Manjiro était toujours étendu au sol, le souffle lourd, les côtes douloureuses, mais ses lèvres se fendirent en un large rictus. Puis, sans prévenir, un éclat de rire jaillit de sa gorge. Un rire cru, incontrôlable, presque dément. Face au spectacle de la carcasse osseuse qui se reconstituait une fois de plus, il ne pouvait que s’esclaffer : ce monstre refusait de mourir, et cette absurdité ne faisait qu’attiser sa fureur et son excitation.
Il le savait pourtant. S’il voulait mettre un terme définitif à ce combat, il ne suffirait pas de fracasser encore et encore les os de cette créature. Non… il fallait la pulvériser intégralement, briser sa structure jusqu’à ce qu’aucun fragment ne soit capable de se régénérer. Chaque éclat devait voler, s’écraser contre les parois de l’arène, se réduire à rien.
Le colosse d’os se redressa lourdement, ses articulations grinçant dans un vacarme sinistre. Manjiro l’imita. D’abord un coude qui s’enfonça dans le sol, puis un genou, et enfin son corps entier se redressa dans un mouvement vif, brutal. Il roula ses épaules, fit craquer sa nuque, et planta son regard incandescent dans celui de l’abomination.
Un murmure franchit ses lèvres, teinté d’un amusement sombre :
« Le clan Chikara, hein… »
Il leva la main devant lui, observant ses doigts trembler sous l’effort, ignorant complètement que la créature levait la sienne dans un geste imitatif. Ses pupilles se rétrécirent, et il souffla, presque pour lui-même :
À sa paume, une sphère de chakra commença à tourbillonner, compacte, concentrée. Elle se gorgea de son énergie avec une voracité insatiable. Très vite, une flamme écarlate vint se mêler à la rotation, enveloppant la boule d’un éclat rouge incandescent. Le Kōhen Rasengan prenait forme : fruit de son héritage Chikara et de l’entraînement acharné mené aux côtés de Kaguya Emi, capable de fusionner son chakra avec le feu pour donner naissance à une arme dévastatrice.
La lumière rouge pulsait, emplissant l’air d’une chaleur suffocante. Manjiro esquissa un sourire démentiel.

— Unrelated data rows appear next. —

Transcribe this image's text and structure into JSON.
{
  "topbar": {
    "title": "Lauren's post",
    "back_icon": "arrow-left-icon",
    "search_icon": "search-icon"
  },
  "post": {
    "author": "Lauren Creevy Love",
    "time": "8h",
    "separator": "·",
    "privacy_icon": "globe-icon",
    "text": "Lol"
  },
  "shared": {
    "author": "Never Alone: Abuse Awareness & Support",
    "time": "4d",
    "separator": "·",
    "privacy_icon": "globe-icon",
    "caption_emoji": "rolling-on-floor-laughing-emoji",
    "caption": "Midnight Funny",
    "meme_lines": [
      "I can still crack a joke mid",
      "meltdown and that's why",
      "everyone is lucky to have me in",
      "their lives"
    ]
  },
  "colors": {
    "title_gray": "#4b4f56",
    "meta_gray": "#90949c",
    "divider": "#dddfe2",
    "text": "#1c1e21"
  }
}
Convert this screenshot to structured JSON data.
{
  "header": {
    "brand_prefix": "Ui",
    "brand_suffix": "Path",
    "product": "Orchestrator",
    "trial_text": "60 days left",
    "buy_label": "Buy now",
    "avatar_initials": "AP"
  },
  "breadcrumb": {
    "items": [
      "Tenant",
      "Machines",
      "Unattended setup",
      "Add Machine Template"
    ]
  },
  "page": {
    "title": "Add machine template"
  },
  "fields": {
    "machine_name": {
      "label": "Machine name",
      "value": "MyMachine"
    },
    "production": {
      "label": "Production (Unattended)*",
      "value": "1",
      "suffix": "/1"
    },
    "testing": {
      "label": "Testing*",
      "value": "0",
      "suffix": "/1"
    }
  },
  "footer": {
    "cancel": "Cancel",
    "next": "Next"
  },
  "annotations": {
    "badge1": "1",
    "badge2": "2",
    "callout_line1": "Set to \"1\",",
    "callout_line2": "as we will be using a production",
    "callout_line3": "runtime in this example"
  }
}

Dans une explosion de mouvement, il bondit. Son corps fendit l’air en une charge fulgurante, ses pas résonnant comme des coups de tonnerre. Le bras gigantesque du monstre se leva pour l’écraser, mais Manjiro y planta son Rasengan de feu. L’impact fut titanesque : l’os éclata en une gerbe de fragments incandescents, projetés aux quatre coins de l’arène. Sans ralentir, porté par son élan, il poursuivit sa course et frappa directement le crâne de la bête.
Le Kōhen Rasengan hurla dans l’air avant de s’abattre, et l’instant d’après, la tête entière de la créature vola en éclats. Le sol trembla sous la violence de l’explosion. Des os tranchants fendirent l’air, certains traversant le corps de Manjiro dans une douleur brûlante qu’il n’avait pas anticipée.
Mais son cri couvrit tout le reste.
Un rugissement de triomphe et de folie, alors que l’arène se retrouvait noyée dans un nuage de poussière, de flammes et d’éclats d’os. Manjiro retomba lourdement quelques mètres plus loin, le corps lacéré, le souffle court, incapable de contrôler la surpuissance qu’il venait de libérer. Mais son sourire, lui, ne vacillait pas. Il le savait, Emi ne craignait pas la chaleur...
Son état était lamentable : ses vêtements n’étaient plus qu’un amas de tissus déchirés, son torse percé par plusieurs éclats encore fichés dans sa chair, ses mains brûlées par l’excès de chakra qu’il avait canalisé. Le sol s’imbibait lentement de son sang. À peine conscient, il demeurait pourtant debout, titubant, comme par défi. Il aurait besoin de soins dans les jours à venir, non pas seulement pour survivre, mais pour éviter des séquelles irréparables.